Un texto que me gusta trabajar con los alumnos de bachillerato lleva por título “El cesto de la abstención”.
Tal como les digo, el selectivo de lengua, por encima de todo, constituye una prueba de madurez. Mide vuestra capacidad crítica, de discernimiento y de coherencia en lo que desde esa óptica exponéis. Cómo os enfrentáis a un artículo de opinión, a las ideas que el autor presenta; valorando también su claridad expositiva, la cohesión textual, los argumentos que utiliza y las figuras retóricas de que pudiera servirse…

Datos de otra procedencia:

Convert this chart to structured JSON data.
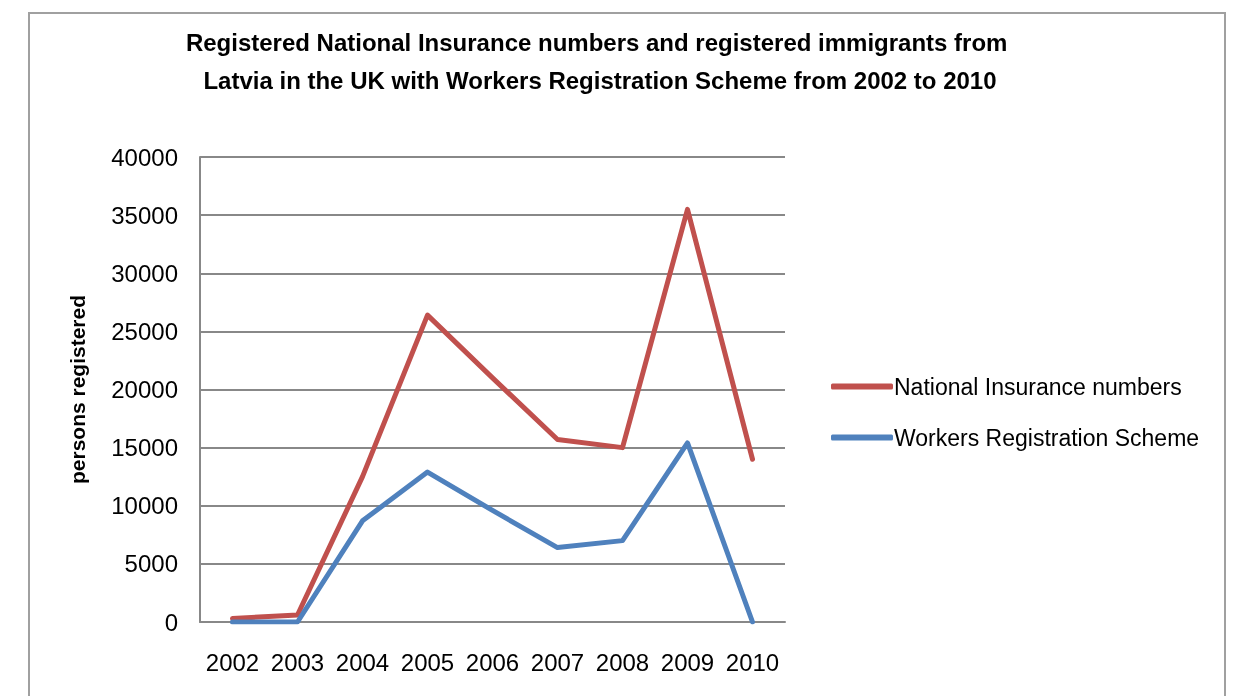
{
  "chart_data": {
    "type": "line",
    "title": "Registered National Insurance numbers and registered immigrants from Latvia in the UK with Workers Registration Scheme from 2002 to 2010",
    "ylabel": "persons registered",
    "categories": [
      "2002",
      "2003",
      "2004",
      "2005",
      "2006",
      "2007",
      "2008",
      "2009",
      "2010"
    ],
    "series": [
      {
        "name": "National Insurance numbers",
        "color": "#c0504d",
        "values": [
          300,
          600,
          12500,
          26400,
          21000,
          15700,
          15000,
          35500,
          14000
        ]
      },
      {
        "name": "Workers Registration Scheme",
        "color": "#4f81bd",
        "values": [
          0,
          0,
          8700,
          12900,
          9600,
          6400,
          7000,
          15400,
          0
        ]
      }
    ],
    "ylim": [
      0,
      40000
    ],
    "yticks": [
      0,
      5000,
      10000,
      15000,
      20000,
      25000,
      30000,
      35000,
      40000
    ],
    "grid": "y",
    "legend": "right",
    "marker": "none",
    "line_style": "solid"
  }
}
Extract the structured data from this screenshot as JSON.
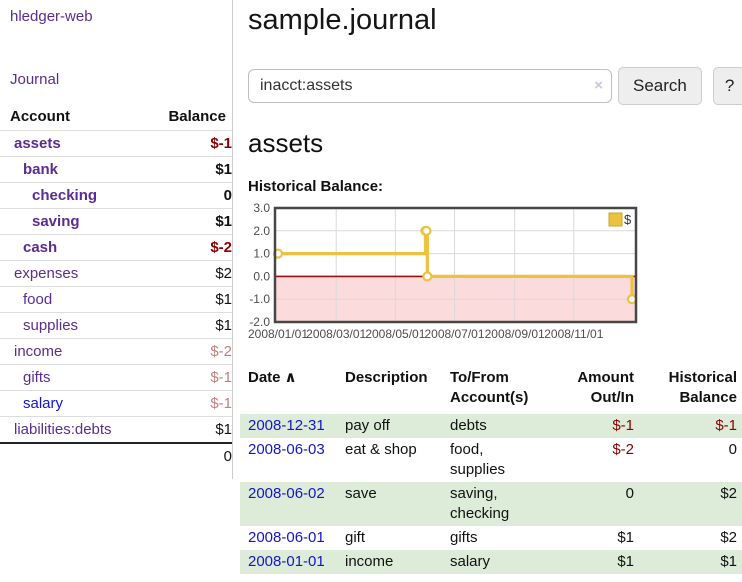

La abstención es una posibilidad sugerente: rechazar la política que se hace, rechazar el sistema tal como es, ser muy exigente, repudiar la propaganda y el gregarismo, censurar la componenda y la charlatanería, afirmar la individualidad, no tragar; exhibir la diferencia y la decepción, mostrar una pasividad que se pretende reactiva, vestirse con una mueca de superior desdén, demostrar que se es utópico, que se ama lo absoluto, que no se casa uno con nadie. Con nadie de esos. Mmmm, apetece. Pero la abstención, en la práctica, no es eso. No hay un partido de la abstención. Hay un cesto, una ensaladilla. Incluso una caja de Pandora que puede hacer pum. ¿Quiénes se abstienen?. Algunos analistas, desde dentro o desde fuera de la política, se apropian de ese treinta, cuarenta o cincuenta por ciento de abstencionistas. No están atentos a los vectores de lo cotidiano. Hay gente, mucha gente, que no va a votar porque le duele un pie, porque está enferma, porque viaja, porque trabaja, porque tiene unos asuntos, porque se va de fin de semana, porque tiene un cumpleaños, una boda o un entierro, porque llueve, porque hace frío, porque hace calor, porque está muy vieja, porque está muy joven y muy verde, porque le toca cuidar de alguien, porque tiene resaca, porque tiene un plan, porque no le apetece, sin más. Soñar con que toda la abstención es una abstención ilustrada, cabal, deliberada, interpeladora, recusadora, utopista, es eso, soñar. También en la abstención hay paletadas de aristocratismo. No mezclarse, repudiar el sistema participativo. Fascismo que se queda en casa para no contaminarse, para no descender a lo común. Esnobismo, diferencia impostada. No se aviene a la posibilidad del voto en blanco, demasiado pringue. En la abstención hay minorías intelectuales, heridas por la realidad de las cosas, con buena o mala intención y algo de soberbia, y hay ignorancia, pasotismo de quinta, ausencia total de interés por lo de todos. Sabemos lo que son los partidos, sus mañas y sus triquiñuelas, su clientelismo y su bovinismo. Pero sepamos también lo que es la variopinta abstención, tan hecha de retales, dolencias e indolencias.Y recordemos que la ausencia o la falsificación total del voto tiene un nombre: dictadura. Votar es difícil, pero, cuando es posible, es, cómo decirlo, ¿lo mejor que hay?.